Louise Schatz | |
Other Names: | Luʼiz Shats |
Birth Name: | Louise Burton McClure |
Birth Date: | 1916 |
Birth Place: | Vancouver, British Columbia, Canada |
Death Date: | 1997 |
Death Place: | Jerusalem, Israel |
Alma Mater: | University of California, Berkeley |
Occupation: | Painter, ceramist, textile designer |
Years Active: | 1930s–1990s |
Spouse: | Bezalel Schatz (married 1948–1978) |
Louise Schatz (née Louise Burton McClure; 1916–1997) was a Canadian-born Israeli painter, ceramist, and textile designer.[1] [2] She is one of the best known abstract watercolorist from Israel.[3] [4] She was active in Berkeley, Big Sur, Haifa, and Jerusalem.[5]
Louise McClure was born in 1916 in Vancouver, British Columbia, Canada, to a family of English descent. Her father John "Jack" McClure was a vaudeville theatre director.[6] Her mother Evelyn (née Burton) was a dental assistant. At the age of 3, her family moved to Minnesota to be closer to her paternal grandparents. As a result of the Great Depression the McClure family moved to the San Francisco Bay Area for work.
She attended the University of California, Berkeley, where she received a bachelor's degree in art in 1939.[7] [8] During World War II between 1943 and 1945, she worked as a draftsman at a shipyard in San Francisco. She was a member of the "Californian Group of Seven", a Big Sur artist collective from 1945 to 1948.
She married Bezalel "Lilik" Schatz in 1948, the son of sculptor Boris Schatz.[9] [10] In 1951, Bezalel and Louise emigrated to Israel, settling 5 years later in the artist village of Ein Hod. Their home in Ein Hod was designed by architect David Resnick.
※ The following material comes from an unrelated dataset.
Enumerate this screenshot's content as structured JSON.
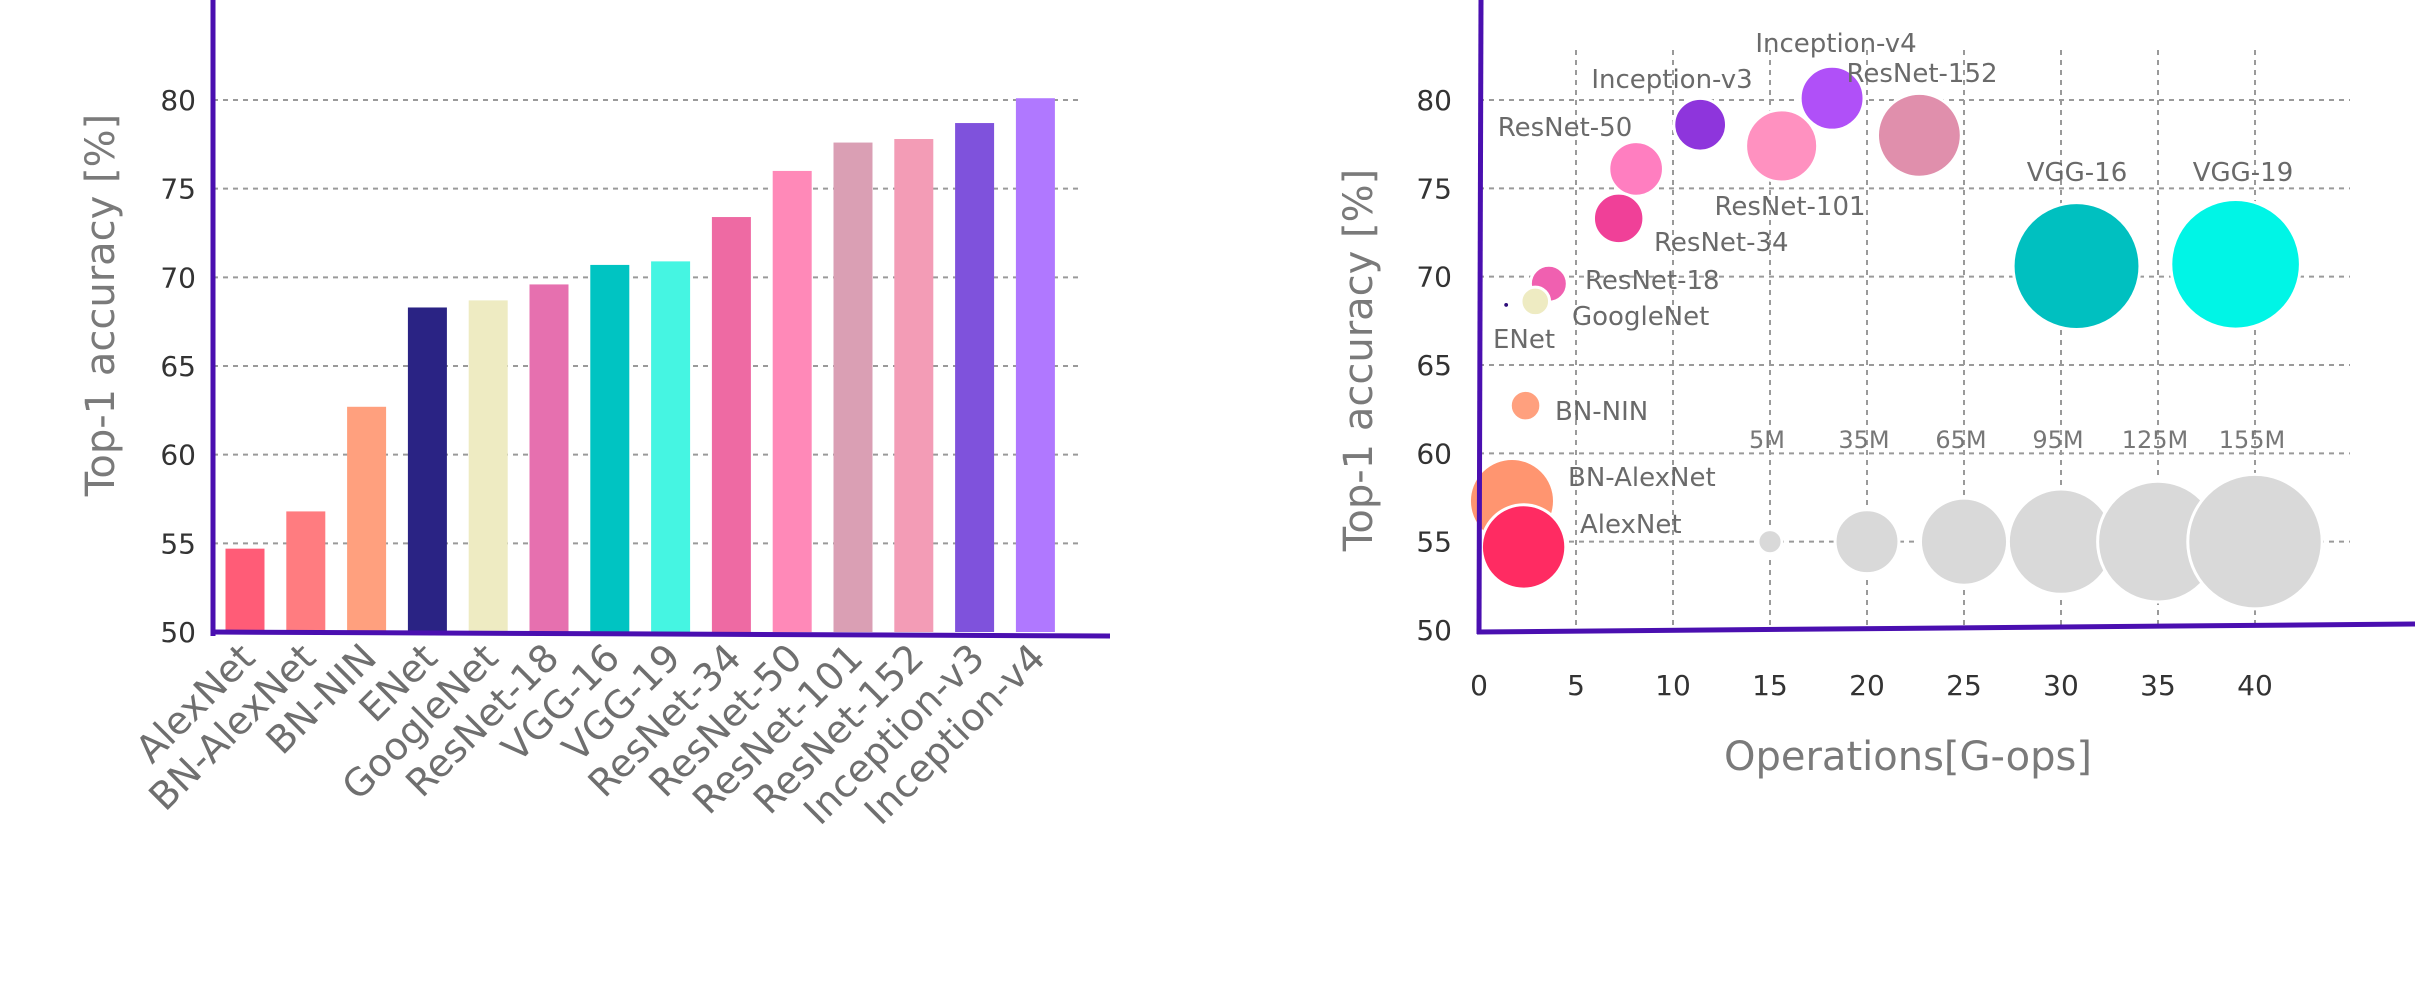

She did not speak Hebrew nor have strong connections to Israel, besides that of her husband's family.
In 1951, Louise Schatz, Bezalel Schatz, and her sister-in-law Zahara Schatz formed a craft workshop "Yaad" in Israel, rooted in European-American modernism.[11]
Her husband died in Jerusalem in 1978. She died in Jerusalem in 1997. Schatz's work is in museum collections including at the British Museum,[12] and the Israel Museum, Jerusalem.[13]
Louise had two sisters. Her sister Evelyn "Eve" Burton McClure, was the ex-wife of film director Jack Carr; actor Lyle Talbot; novelist Henry Miller; and sculptor Harry Dick Ross.[14]